La legge 563/1995 ed il relativo regolamento di attuazione (DM 233/1996) prevedono che le prefetture, al fine di fronteggiare situazioni di emergenza connesse al verificarsi di sbarchi di immigrati irregolari, possano disporre interventi di prima assistenza in favore degli stessi, individuando le strutture con le caratteristiche ricettive ritenute idonee in base alle esigenze. Nell’ambito di tale previsione normativa, il Ministero dell’Interno nel 2014, considerato il continuo e massiccio afflusso sulle coste italiane del mediterraneo di cittadini stranieri, ha predisposto un programma nazionale di intervento che consentisse il reperimento, su tutto il territorio nazionale, di nuove strutture di accoglienza temporanea oltre a quelle già individuate nell’ambito del Sistema di Protezione per Richiedenti Asilo (In Valle d’Aosta non vi sono strutture di questa tipologia).

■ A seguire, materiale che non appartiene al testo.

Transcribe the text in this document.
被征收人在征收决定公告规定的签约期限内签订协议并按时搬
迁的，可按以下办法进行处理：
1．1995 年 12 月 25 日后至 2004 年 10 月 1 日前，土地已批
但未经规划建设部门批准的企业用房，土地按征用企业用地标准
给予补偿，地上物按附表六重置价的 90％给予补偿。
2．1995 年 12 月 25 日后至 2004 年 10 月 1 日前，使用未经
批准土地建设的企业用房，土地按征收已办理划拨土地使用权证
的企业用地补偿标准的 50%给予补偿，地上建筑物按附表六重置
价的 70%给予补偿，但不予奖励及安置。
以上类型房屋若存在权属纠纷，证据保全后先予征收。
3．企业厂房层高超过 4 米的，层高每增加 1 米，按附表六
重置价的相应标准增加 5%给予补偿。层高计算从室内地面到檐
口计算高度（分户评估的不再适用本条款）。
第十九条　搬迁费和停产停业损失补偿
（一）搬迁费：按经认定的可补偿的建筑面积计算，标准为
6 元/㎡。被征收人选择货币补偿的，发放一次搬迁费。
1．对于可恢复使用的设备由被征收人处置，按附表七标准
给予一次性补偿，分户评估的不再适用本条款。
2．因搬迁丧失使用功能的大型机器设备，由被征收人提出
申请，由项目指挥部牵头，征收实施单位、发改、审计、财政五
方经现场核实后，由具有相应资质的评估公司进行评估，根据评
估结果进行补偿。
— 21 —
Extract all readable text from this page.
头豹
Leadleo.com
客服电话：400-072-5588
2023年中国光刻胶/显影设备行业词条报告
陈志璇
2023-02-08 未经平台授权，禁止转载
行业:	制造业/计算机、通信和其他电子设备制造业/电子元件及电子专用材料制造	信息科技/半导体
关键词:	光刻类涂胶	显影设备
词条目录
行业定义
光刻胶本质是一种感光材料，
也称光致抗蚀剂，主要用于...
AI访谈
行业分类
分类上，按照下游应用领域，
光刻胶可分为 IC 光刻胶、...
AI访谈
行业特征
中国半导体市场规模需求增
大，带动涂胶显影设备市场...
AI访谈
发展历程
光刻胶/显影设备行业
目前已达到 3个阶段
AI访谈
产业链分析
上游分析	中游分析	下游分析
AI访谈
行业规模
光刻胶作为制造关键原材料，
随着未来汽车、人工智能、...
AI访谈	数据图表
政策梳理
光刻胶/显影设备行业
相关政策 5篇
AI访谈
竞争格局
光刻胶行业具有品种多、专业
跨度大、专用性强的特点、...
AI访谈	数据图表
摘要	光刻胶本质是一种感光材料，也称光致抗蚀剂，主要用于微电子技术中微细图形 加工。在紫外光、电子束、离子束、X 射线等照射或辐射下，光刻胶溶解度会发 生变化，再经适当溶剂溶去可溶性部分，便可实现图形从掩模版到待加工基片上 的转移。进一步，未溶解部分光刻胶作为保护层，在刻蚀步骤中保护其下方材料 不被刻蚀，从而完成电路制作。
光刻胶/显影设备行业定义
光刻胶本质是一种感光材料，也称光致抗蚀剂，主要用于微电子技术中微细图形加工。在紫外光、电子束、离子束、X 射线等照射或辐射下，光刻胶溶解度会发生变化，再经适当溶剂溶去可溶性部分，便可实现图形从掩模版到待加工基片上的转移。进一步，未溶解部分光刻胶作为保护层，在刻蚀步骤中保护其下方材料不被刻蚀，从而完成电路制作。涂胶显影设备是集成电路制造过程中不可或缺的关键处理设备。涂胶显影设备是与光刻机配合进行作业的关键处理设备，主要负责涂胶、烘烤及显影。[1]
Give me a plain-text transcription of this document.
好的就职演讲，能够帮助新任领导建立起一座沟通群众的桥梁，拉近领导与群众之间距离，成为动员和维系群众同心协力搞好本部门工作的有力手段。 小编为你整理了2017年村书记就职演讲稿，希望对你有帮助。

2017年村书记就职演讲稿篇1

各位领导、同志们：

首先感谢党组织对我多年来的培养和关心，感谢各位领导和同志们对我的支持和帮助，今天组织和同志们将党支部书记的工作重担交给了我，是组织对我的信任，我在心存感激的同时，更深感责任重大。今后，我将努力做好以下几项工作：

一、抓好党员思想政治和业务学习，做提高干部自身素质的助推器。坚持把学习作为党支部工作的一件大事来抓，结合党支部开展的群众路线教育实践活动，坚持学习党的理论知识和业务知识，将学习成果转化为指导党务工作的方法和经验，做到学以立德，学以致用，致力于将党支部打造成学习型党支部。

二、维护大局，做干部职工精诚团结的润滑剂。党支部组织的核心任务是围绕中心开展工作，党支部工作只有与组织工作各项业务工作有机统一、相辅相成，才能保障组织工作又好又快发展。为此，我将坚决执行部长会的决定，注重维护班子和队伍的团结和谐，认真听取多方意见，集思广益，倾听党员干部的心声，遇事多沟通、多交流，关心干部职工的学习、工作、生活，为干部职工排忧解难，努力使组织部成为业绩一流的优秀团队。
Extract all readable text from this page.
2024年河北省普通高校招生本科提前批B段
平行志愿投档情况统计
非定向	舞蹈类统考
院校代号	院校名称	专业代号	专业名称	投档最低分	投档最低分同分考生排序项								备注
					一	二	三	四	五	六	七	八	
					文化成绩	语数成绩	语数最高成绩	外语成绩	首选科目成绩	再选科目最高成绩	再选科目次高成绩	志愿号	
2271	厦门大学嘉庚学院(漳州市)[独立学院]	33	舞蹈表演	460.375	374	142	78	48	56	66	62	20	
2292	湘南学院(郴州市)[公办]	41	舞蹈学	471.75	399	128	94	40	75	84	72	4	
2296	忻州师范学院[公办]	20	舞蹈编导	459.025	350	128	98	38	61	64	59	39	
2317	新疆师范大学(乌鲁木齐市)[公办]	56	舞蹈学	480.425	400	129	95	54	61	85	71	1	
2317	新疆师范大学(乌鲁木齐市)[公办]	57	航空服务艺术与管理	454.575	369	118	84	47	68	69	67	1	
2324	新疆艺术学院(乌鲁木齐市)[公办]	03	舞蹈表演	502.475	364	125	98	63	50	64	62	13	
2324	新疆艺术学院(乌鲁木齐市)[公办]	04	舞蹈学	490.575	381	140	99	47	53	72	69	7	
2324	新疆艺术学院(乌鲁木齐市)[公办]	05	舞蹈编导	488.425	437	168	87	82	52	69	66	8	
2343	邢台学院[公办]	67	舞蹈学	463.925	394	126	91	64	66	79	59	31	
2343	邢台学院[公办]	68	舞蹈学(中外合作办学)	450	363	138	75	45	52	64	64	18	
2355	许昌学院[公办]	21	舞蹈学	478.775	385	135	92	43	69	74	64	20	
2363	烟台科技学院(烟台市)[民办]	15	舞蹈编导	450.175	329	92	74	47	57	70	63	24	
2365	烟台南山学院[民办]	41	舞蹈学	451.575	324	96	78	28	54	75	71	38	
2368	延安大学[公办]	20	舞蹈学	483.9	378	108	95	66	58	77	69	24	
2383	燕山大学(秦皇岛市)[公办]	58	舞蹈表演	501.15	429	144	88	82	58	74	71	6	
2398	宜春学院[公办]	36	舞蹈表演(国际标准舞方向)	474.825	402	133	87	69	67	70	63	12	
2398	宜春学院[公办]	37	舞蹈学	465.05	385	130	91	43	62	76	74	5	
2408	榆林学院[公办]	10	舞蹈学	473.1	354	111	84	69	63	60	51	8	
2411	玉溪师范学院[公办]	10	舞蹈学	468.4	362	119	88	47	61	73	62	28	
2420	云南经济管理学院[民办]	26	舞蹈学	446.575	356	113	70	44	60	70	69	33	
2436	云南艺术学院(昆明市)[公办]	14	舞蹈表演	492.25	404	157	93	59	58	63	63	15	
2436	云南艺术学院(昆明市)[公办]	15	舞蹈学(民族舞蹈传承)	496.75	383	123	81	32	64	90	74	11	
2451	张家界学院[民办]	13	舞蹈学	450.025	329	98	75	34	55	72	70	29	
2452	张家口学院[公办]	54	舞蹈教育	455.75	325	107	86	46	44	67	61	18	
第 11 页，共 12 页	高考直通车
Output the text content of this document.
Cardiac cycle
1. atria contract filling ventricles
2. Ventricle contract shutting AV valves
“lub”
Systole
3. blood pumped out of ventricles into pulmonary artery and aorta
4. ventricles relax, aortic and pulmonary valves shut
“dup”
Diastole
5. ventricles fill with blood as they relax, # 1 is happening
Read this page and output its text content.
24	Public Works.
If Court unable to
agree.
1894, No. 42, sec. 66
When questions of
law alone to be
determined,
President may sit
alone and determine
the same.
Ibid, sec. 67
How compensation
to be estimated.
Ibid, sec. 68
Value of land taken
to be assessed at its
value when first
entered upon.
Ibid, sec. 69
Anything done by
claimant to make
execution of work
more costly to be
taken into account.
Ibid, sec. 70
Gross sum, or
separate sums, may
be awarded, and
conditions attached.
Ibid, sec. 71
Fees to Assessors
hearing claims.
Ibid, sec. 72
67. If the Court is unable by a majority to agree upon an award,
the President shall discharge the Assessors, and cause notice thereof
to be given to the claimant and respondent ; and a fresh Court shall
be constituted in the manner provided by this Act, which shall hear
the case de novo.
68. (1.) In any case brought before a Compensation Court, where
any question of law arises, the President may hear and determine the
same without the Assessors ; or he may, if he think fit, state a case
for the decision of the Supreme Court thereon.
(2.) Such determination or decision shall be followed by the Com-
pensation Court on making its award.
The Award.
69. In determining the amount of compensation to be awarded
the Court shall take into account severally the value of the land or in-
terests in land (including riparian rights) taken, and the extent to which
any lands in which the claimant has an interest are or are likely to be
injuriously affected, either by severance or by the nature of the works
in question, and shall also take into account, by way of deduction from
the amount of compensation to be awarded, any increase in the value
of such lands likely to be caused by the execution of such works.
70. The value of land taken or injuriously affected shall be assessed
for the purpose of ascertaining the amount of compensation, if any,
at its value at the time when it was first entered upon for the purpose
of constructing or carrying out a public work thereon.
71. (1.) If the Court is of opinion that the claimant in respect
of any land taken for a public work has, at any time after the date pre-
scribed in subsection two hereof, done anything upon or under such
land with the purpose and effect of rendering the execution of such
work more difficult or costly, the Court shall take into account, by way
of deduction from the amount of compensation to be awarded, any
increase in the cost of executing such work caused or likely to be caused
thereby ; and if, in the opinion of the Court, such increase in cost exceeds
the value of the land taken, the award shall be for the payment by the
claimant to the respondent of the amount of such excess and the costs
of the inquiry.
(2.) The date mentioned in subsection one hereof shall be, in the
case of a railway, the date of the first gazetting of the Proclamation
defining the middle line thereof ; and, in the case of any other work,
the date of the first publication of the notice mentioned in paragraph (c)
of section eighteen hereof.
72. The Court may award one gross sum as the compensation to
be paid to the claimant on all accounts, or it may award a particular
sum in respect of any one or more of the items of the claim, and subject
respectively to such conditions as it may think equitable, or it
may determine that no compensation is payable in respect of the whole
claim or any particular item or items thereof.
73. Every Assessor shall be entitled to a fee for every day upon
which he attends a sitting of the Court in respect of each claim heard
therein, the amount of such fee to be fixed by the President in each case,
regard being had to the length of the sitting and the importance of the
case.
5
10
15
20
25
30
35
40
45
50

In attuazione del citato piano nazionale la struttura Affari di prefettura della Presidenza della Regione sovraintende alle procedure di selezione degli operatori economici per l’affidamento del servizio di accoglienza attraverso procedure di gara ad evidenza pubblica.

Inoltre, per la gestione del fenomeno a livello locale, il Presidente della Regione nell’esercizio delle sue funzioni di Prefetto, con decreto n. 260 dell’8 luglio 2014, ha ri-costituito il Tavolo di coordinamento regionale per il superamento di situazioni di criticità legate alla presenza temporanea in Valle d’Aosta di cittadini stranieri, che già era stato istituito a fine 2012 nell’ambito della chiusura della cosiddetta “Emergenza Nord Africa”.